D.2 In the dataset $PGEN

  • EGP$$: The variable "Erikson and Goldthorpe Class Category" (international socio-economic index of occupational status) has been corrected with respect to the assignment of individuals to category (18) "not working - pensioner". Up to now, all pension recipients, i.e. recipients of retirement pension and recipients of widow's/orphan's pension have been erroneously classified as "not working - pensioner" if none of the other categories applied. In the corrected generation of the EGP$$ variable, which applies to all waves, non-working persons are only assigned to this category if they are recipients of a retirement pension or if they are recipients of orphan's/widow's pension AND are older than 60 years. Moreover, if there is missing information on pension receipt, additional information from ARTKALEN (retrospective information from the activity calendar for the previous year) is used in the generation process to determine if a person was in retirement or early retirement ("Vorruhestand") at the time of the interview. All other non-working persons are assigned to category (-2) "does not apply" as long as they are not registered as unemployed (category 15).

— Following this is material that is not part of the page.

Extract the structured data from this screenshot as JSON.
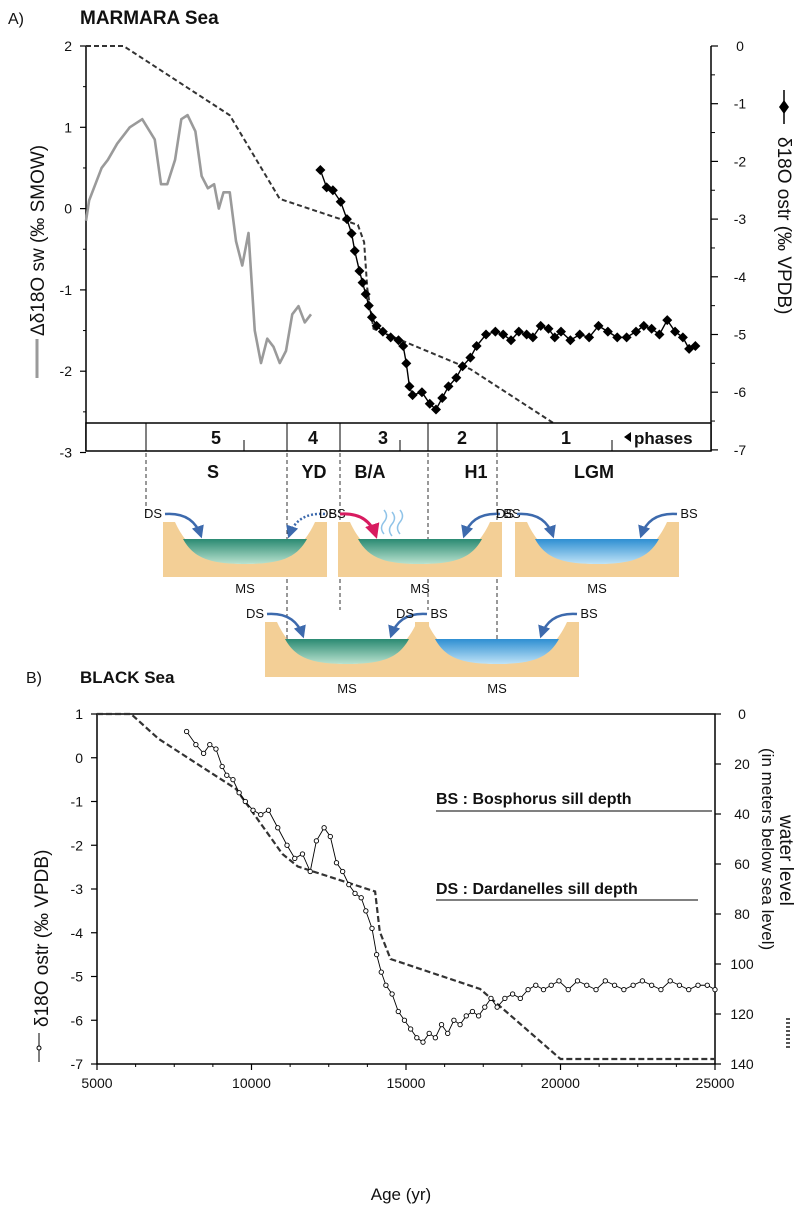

  • STIB$$: The same problem of misclassification of individuals to the category "pensioner" (13) applied to the variable for the "Occupational position", and has been corrected for all waves in the same way as for EGP$$ .
  • NACE$$: The variable for the "two-digit NACE Industry - Sector" had several inconsistencies with respect to the labeling. In particular, the labels for code (90) "Sewage And Refuse Disposal, Sanitation And Related" and code (95) "Private Households With Employed Persons" had to be swapped. Some other labels were not accurate, and have been stated more precisely for all waves.

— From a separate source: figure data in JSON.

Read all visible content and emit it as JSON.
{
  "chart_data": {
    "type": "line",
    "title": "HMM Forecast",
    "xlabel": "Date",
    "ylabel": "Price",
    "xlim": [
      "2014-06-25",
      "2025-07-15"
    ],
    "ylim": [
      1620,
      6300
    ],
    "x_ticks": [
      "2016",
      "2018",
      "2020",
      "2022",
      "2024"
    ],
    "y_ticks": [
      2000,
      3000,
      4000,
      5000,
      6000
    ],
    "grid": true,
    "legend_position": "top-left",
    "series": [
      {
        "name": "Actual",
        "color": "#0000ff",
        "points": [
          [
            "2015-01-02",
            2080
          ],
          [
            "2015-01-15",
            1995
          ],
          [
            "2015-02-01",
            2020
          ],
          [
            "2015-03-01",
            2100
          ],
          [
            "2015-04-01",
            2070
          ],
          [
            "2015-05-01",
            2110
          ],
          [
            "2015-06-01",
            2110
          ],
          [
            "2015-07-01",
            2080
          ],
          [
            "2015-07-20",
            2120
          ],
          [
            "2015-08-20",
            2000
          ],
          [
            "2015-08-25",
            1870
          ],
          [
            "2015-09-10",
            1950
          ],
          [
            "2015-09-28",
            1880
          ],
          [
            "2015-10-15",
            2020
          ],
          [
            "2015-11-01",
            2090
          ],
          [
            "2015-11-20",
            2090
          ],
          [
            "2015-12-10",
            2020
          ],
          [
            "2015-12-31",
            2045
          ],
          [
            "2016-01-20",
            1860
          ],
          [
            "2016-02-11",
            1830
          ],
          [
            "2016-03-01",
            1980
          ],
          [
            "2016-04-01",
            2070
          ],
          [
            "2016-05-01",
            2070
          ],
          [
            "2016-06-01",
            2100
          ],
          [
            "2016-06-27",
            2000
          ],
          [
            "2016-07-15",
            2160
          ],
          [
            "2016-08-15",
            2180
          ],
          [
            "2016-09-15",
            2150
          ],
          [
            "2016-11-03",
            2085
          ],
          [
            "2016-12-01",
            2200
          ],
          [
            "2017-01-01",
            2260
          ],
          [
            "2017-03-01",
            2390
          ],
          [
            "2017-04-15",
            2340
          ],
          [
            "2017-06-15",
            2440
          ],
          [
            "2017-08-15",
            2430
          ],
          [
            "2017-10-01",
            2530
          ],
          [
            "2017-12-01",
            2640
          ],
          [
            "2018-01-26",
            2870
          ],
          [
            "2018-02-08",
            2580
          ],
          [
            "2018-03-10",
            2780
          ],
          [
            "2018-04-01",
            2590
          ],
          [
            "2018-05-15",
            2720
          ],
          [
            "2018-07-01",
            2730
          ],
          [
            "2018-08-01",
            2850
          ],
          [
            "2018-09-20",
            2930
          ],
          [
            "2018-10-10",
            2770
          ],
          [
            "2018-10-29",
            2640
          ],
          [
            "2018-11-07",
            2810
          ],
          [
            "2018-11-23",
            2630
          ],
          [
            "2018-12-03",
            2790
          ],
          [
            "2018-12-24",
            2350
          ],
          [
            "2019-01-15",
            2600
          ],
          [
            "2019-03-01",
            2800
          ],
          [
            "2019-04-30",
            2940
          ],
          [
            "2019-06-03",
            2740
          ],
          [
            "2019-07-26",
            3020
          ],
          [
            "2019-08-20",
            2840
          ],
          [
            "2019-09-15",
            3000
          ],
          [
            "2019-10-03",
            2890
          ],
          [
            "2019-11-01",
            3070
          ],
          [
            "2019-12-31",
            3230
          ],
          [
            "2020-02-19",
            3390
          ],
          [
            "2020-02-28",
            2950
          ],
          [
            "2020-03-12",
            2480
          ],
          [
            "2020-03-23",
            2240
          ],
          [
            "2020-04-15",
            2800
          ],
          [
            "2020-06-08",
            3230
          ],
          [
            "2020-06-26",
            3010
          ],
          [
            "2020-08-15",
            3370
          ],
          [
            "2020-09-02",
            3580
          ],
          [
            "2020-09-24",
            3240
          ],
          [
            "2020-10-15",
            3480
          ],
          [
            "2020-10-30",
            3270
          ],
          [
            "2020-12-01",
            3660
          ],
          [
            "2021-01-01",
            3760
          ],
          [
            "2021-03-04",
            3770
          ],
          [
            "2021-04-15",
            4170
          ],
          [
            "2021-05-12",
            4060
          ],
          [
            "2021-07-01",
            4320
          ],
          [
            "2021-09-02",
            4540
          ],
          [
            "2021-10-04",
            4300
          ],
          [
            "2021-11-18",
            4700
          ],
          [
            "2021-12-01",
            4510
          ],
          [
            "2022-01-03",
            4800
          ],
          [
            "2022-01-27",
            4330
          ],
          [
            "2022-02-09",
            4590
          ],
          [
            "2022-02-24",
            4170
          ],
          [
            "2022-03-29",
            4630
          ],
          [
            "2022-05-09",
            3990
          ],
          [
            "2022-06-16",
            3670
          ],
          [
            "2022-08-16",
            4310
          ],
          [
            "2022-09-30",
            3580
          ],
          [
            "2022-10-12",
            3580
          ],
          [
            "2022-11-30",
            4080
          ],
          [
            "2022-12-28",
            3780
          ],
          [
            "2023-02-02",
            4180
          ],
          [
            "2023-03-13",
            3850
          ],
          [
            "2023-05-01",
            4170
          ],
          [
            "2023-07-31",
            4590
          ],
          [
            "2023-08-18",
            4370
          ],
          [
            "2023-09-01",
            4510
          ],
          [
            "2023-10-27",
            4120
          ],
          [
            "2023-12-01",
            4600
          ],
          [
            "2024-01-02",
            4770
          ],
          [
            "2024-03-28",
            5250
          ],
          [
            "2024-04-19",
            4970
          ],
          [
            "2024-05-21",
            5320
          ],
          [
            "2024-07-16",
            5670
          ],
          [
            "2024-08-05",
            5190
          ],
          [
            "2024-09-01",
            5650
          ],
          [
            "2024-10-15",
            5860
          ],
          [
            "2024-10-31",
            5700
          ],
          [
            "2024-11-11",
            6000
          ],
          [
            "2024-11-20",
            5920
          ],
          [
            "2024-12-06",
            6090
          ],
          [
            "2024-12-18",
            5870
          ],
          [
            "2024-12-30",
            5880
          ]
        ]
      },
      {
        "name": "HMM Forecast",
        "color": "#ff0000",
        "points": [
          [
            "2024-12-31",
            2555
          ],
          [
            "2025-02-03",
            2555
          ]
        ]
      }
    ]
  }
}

  • IS88$$, ISEI$$, MPS$$, SIOPS$$, KLAS$$, EGP$$: The questions which refer to these variables are not asked from all employed persons annually. In the survey years 1985, 1986, 1987, 1988, 1990 (West), 1992 (West), 1994, 1996, 1999, 2001, 2003, 2005, and 2006 only those employed persons who changed jobs and first-time respondents are asked to provide up-to-date information. Hence, in years with a partial survey, these variables should contain the available previous year's information for all employed persons without a job change who did not update the information on their current occupation. However, for some individuals, the previous year's data was not used by mistake. This mistake was corrected by newly generating these variables for all the waves in an accurate and consistent way.